Ungläubig und überrascht war kürzlich ein 55-jähriger Patient, als er von seiner Osteoporose-Diagnose erfuhr. Eigentlich hatte er meine Sprechstunde wegen stark erhöhter Blutzuckerwerte aufgesucht. Sie waren im Zusammenhang mit einer vorübergehenden Cortisontherapie aufgetreten. Diese hatte er wegen einer chronischen Lungenerkrankung erhalten. „Ich habe auch zunehmend stärker werdende Rückenschmerzen, die mich in meiner Bewegung bereits merklich einschränken“, erwähnte er in unserem Patientengespräch. Solche Beschwerden verdienen besondere Aufmerksamkeit, wenn gleichzeitig Bedingungen vorliegen, die den Knochenstoffwechsel beeinträchtigen.

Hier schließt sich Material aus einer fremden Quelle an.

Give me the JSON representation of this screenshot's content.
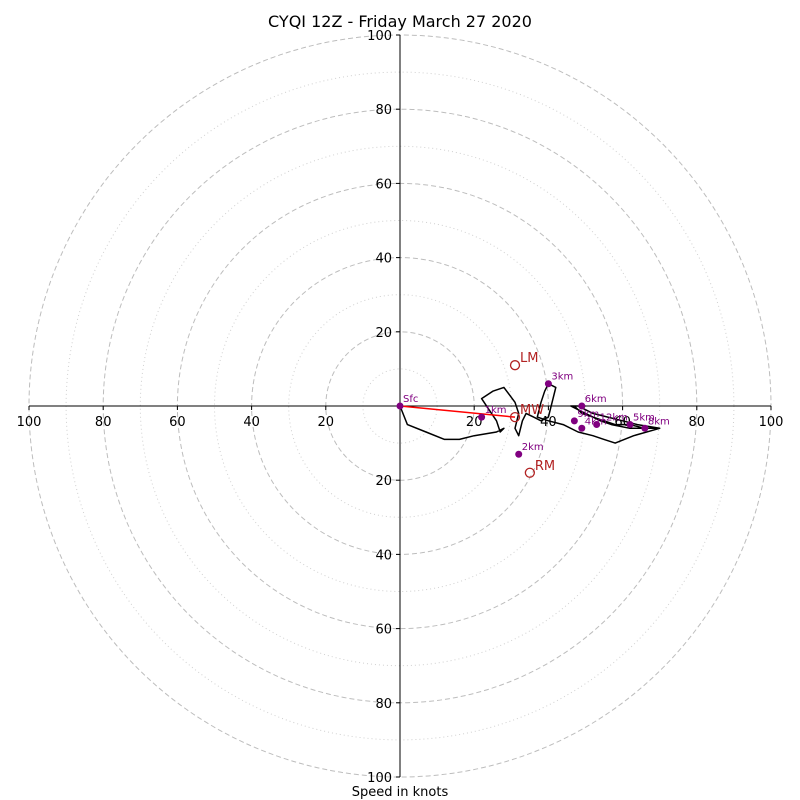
{
  "chart_data": {
    "type": "line",
    "title": "CYQI 12Z - Friday March 27 2020",
    "xlabel": "Speed in knots",
    "ylabel": "",
    "xlim": [
      -100,
      100
    ],
    "ylim": [
      -100,
      100
    ],
    "x_ticks": [
      -100,
      -80,
      -60,
      -40,
      -20,
      20,
      40,
      60,
      80,
      100
    ],
    "y_ticks": [
      -100,
      -80,
      -60,
      -40,
      -20,
      20,
      40,
      60,
      80,
      100
    ],
    "rings_major": [
      20,
      40,
      60,
      80,
      100
    ],
    "rings_minor": [
      10,
      30,
      50,
      70,
      90
    ],
    "grid": true,
    "colors": {
      "hodograph": "#000000",
      "height_marker": "#800080",
      "storm_motion": "#b22222",
      "shear_vector": "#ff0000",
      "ring_major": "#bdbdbd",
      "ring_minor": "#d0d0d0"
    },
    "hodograph": {
      "u": [
        0,
        2,
        7,
        12,
        16,
        20,
        26,
        28,
        27,
        26,
        24,
        22,
        25,
        28,
        31,
        32,
        31,
        32,
        33,
        34,
        36,
        38,
        40,
        41,
        42,
        40,
        39,
        38,
        37,
        40,
        44,
        48,
        52,
        55,
        58,
        63,
        70,
        62,
        57,
        54,
        52,
        50,
        48,
        46,
        47,
        49,
        52,
        55,
        58,
        62,
        66,
        70,
        64,
        60,
        56,
        52,
        50,
        48,
        47,
        48
      ],
      "v": [
        0,
        -5,
        -7,
        -9,
        -9,
        -8,
        -7,
        -6,
        -7,
        -4,
        -1,
        2,
        4,
        5,
        1,
        -2,
        -6,
        -8,
        -4,
        -2,
        -3,
        -4,
        -3,
        1,
        5,
        6,
        4,
        1,
        -3,
        -4,
        -5,
        -7,
        -8,
        -9,
        -10,
        -8,
        -6,
        -6,
        -5,
        -4,
        -3,
        -2,
        -1,
        0,
        0,
        -2,
        -3,
        -4,
        -5,
        -5,
        -6,
        -6,
        -5,
        -4,
        -3,
        -2,
        -1,
        0,
        0,
        -1
      ]
    },
    "height_markers": [
      {
        "label": "Sfc",
        "u": 0,
        "v": 0
      },
      {
        "label": "1km",
        "u": 22,
        "v": -3
      },
      {
        "label": "2km",
        "u": 32,
        "v": -13
      },
      {
        "label": "3km",
        "u": 40,
        "v": 6
      },
      {
        "label": "4km",
        "u": 49,
        "v": -6
      },
      {
        "label": "5km",
        "u": 62,
        "v": -5
      },
      {
        "label": "6km",
        "u": 49,
        "v": 0
      },
      {
        "label": "8km",
        "u": 66,
        "v": -6
      },
      {
        "label": "9km",
        "u": 47,
        "v": -4
      },
      {
        "label": "12km",
        "u": 53,
        "v": -5
      }
    ],
    "storm_motion": [
      {
        "label": "LM",
        "u": 31,
        "v": 11
      },
      {
        "label": "RM",
        "u": 35,
        "v": -18
      },
      {
        "label": "MW",
        "u": 31,
        "v": -3
      }
    ],
    "shear_vector": {
      "u0": 0,
      "v0": 0,
      "u1": 31,
      "v1": -3
    }
  }
}
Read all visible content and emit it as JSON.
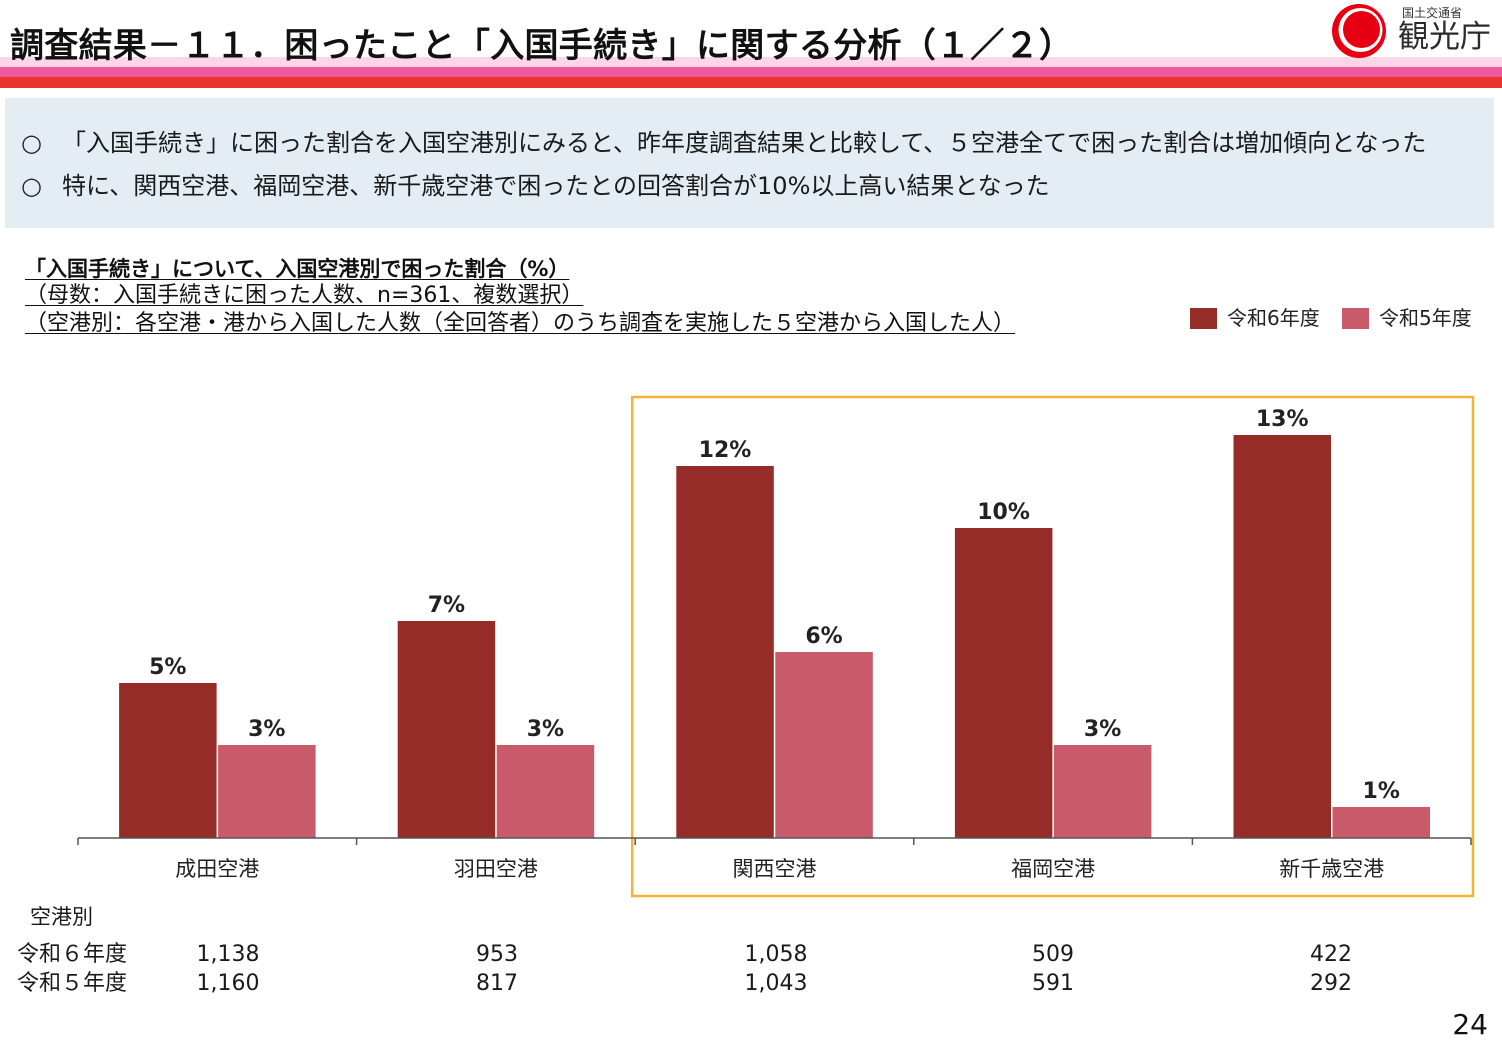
{
  "slide": {
    "title": "調査結果－１１．困ったこと「入国手続き」に関する分析（１／２）",
    "page_number": "24"
  },
  "logo": {
    "ministry": "国土交通省",
    "agency": "観光庁"
  },
  "summary": {
    "items": [
      {
        "marker": "○",
        "text": "「入国手続き」に困った割合を入国空港別にみると、昨年度調査結果と比較して、５空港全てで困った割合は増加傾向となった"
      },
      {
        "marker": "○",
        "text": "特に、関西空港、福岡空港、新千歳空港で困ったとの回答割合が10%以上高い結果となった"
      }
    ]
  },
  "chart_data": {
    "type": "bar",
    "title": "「入国手続き」について、入国空港別で困った割合（%）",
    "notes": [
      "（母数：入国手続きに困った人数、n=361、複数選択）",
      "（空港別：各空港・港から入国した人数（全回答者）のうち調査を実施した５空港から入国した人）"
    ],
    "categories": [
      "成田空港",
      "羽田空港",
      "関西空港",
      "福岡空港",
      "新千歳空港"
    ],
    "series": [
      {
        "name": "令和6年度",
        "values": [
          5,
          7,
          12,
          10,
          13
        ],
        "labels": [
          "5%",
          "7%",
          "12%",
          "10%",
          "13%"
        ],
        "color": "#962c28"
      },
      {
        "name": "令和5年度",
        "values": [
          3,
          3,
          6,
          3,
          1
        ],
        "labels": [
          "3%",
          "3%",
          "6%",
          "3%",
          "1%"
        ],
        "color": "#c95a69"
      }
    ],
    "legend": "top-right",
    "grid": false,
    "highlighted": [
      false,
      false,
      true,
      true,
      true
    ],
    "highlight_color": "#f5b335"
  },
  "sample_sizes": {
    "heading": "空港別",
    "rows": [
      {
        "label": "令和６年度",
        "values": [
          "1,138",
          "953",
          "1,058",
          "509",
          "422"
        ]
      },
      {
        "label": "令和５年度",
        "values": [
          "1,160",
          "817",
          "1,043",
          "591",
          "292"
        ]
      }
    ]
  },
  "theme": {
    "title_band_light": "#fcd6e8",
    "title_band_pink": "#ee5a9b",
    "title_band_red": "#e6352a",
    "summary_background": "#e3edf3",
    "logo_red": "#e60012"
  }
}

Dazu zählt ein langjähriger Diabetes oder die Einnahme Cortison-haltiger Präparate. Beides kann die Knochen im Laufe der Zeit schwächen und das Risiko für eine Osteoporose erhöhen. Auch andere Faktoren wie familiäre Vorbelastung, Untergewicht, eine Überfunktion der Schilddrüse oder Nebenschilddrüsen und bestimmte chronische Erkrankungen spielen eine Rolle.

Die weitere Diagnostik zeigte einen frischen Bruch eines Wirbels, der die Rückenschmerzen erklärte. Viele Betroffene wissen nicht, dass die Osteoporose anfangs still verläuft und sich oft erst bemerkbar macht, wenn bereits ein Knochen gebrochen ist. Eine Knochendichtemessung bestätigte schließlich eine ausgeprägte Osteoporose im Bereich der Lendenwirbelsäule.

Der Patient erhielt umgehend eine spezifische Behandlung mit Medikamenten zur Hemmung des Knochenabbaus. Gleichzeitig wurde die Diabetestherapie optimiert, da eine stabile Stoffwechsellage auch für die Knochengesundheit eine wichtige Rolle spielt. Bei der Kontrolle sechs Monate später hatte sich der Langzeitzucker bereits deutlich verbessert. Die Beweglichkeit des Patienten war weitgehend wiederhergestellt. Die Rückenschmerzen hatten sich erheblich verbessert.

"Der Fall zeigt, wie wichtig es ist, Rückenschmerzen bei Menschen mit Risikofaktoren nicht zu unterschätzen. Eine frühzeitige Abklärung kann entscheidend sein, um Osteoporose und mögliche Knochenbrüche rechtzeitig zu erkennen und effektiv zu behandeln."